Il progetto E1 era stato presentato negli anni ‘90 e congelato nel 2012 a causa della forte contrarietà della comunità internazionale, compresi gli Stati Uniti e l’Europa. Il piano veniva infatti considerato come minaccia al processo di pace che si stava tentando di far progredire. Ora a ripresentare l’operazione sono stati i falchi del governo Netanyahu, tra cui il ministro delle Finanze Bezalel Smotrich. “Stiamo finalmente mantenendo ciò che è stato promesso per anni: lo stato palestinese viene cancellato dal tavolo, con i fatti”, ha dichiarato.
Le reazioni
“La decisione delle autorità israeliane di portare avanti il piano di insediamento E1 compromette ulteriormente la soluzione dei due Stati e costituisce una violazione del diritto internazionale.
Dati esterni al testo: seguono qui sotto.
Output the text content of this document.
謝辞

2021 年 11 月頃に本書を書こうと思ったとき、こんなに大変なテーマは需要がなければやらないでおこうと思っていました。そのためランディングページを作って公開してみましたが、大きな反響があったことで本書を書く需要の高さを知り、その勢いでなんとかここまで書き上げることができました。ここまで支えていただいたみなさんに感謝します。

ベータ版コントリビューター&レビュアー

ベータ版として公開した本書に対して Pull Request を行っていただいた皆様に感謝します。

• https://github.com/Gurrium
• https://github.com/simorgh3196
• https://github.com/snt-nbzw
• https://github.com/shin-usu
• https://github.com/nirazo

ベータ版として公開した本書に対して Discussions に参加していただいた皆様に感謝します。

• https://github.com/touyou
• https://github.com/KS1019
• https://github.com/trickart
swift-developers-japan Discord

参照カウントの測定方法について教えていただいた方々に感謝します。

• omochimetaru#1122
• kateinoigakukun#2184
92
L’Ue esorta Israele a rinunciare a tale decisione, sottolineandone le profonde implicazioni e la necessità di valutare misure volte a salvaguardare la fattibilità della soluzione dei due Stati”, afferma il Servizio di Azione Esterna dell’Ue.
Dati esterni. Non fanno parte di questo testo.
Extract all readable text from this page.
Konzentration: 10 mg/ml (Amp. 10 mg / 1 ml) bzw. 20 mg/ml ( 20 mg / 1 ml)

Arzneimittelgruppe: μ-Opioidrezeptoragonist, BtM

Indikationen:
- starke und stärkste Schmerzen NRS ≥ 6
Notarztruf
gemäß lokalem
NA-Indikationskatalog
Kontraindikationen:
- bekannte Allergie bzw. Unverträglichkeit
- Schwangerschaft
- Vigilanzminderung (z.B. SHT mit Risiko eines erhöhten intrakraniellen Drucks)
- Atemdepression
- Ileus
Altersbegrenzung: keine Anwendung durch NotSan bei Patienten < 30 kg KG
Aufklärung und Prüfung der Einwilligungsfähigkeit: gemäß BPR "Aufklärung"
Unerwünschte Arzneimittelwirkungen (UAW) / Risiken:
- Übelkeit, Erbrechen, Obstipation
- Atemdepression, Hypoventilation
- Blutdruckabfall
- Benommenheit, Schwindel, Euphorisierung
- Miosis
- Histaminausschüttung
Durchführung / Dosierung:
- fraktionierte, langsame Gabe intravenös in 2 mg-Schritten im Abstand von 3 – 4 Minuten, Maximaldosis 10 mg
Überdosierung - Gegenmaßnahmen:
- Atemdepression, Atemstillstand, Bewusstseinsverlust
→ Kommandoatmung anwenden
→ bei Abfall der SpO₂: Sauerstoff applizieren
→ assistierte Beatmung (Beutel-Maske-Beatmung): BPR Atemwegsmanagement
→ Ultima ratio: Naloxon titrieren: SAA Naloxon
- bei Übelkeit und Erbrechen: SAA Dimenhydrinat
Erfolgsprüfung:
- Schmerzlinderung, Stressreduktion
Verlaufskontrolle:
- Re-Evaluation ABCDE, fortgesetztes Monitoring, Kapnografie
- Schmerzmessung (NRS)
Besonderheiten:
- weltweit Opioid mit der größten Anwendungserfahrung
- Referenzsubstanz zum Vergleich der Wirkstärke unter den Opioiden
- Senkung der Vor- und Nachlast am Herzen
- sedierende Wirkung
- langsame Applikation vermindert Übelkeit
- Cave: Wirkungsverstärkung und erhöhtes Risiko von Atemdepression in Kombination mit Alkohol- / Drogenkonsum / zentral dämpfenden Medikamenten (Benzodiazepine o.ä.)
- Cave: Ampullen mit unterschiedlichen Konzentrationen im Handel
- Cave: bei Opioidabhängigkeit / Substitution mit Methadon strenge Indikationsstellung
“Siamo contrari – ha detto il portavoce dell’Onu, Stephane Dujarric – a tutte le attività di insediamento nei territori occupati, che consideriamo illegali secondo il diritto internazionale e contrarie alle risoluzioni”. Il segretario generale delle Nazioni Unite, Antonio Guterres, ha chiesto oggi un cessate il fuoco immediato a Gaza. “È fondamentale raggiungere subito un cessate il fuoco per evitare le morti e la distruzione che un’operazione militare contro Gaza City inevitabilmente causerebbe”, ha affermato.
“L’offensiva non può che condurre a un vero disastro” e a “una guerra permanente” nella regione, ha affermato il presidente francese Emmanuel Macron, mentre il Governo tedesco dice di trovare “sempre più difficile capire come queste azioni porteranno alla liberazione di tutti gli ostaggi o a un cessate il fuoco”.
“Insieme ai partner europei esortiamo il Governo israeliano a collaborare con l’Autorità Nazionale Palestinese per rafforzare insieme la stabilità di tutta la regione. La decisione israeliana di procedere con nuovi insediamenti in Cisgiordania è inaccettabile, contraria al diritto internazionale e rischia infatti di compromettere definitivamente la soluzione a due Stati, obiettivo per il quale il Governo italiano sta continuando a lavorare con convinzione eil massimo impegno”, scrive su X il vicepremier e ministro degli Esteri Antonio Tajani.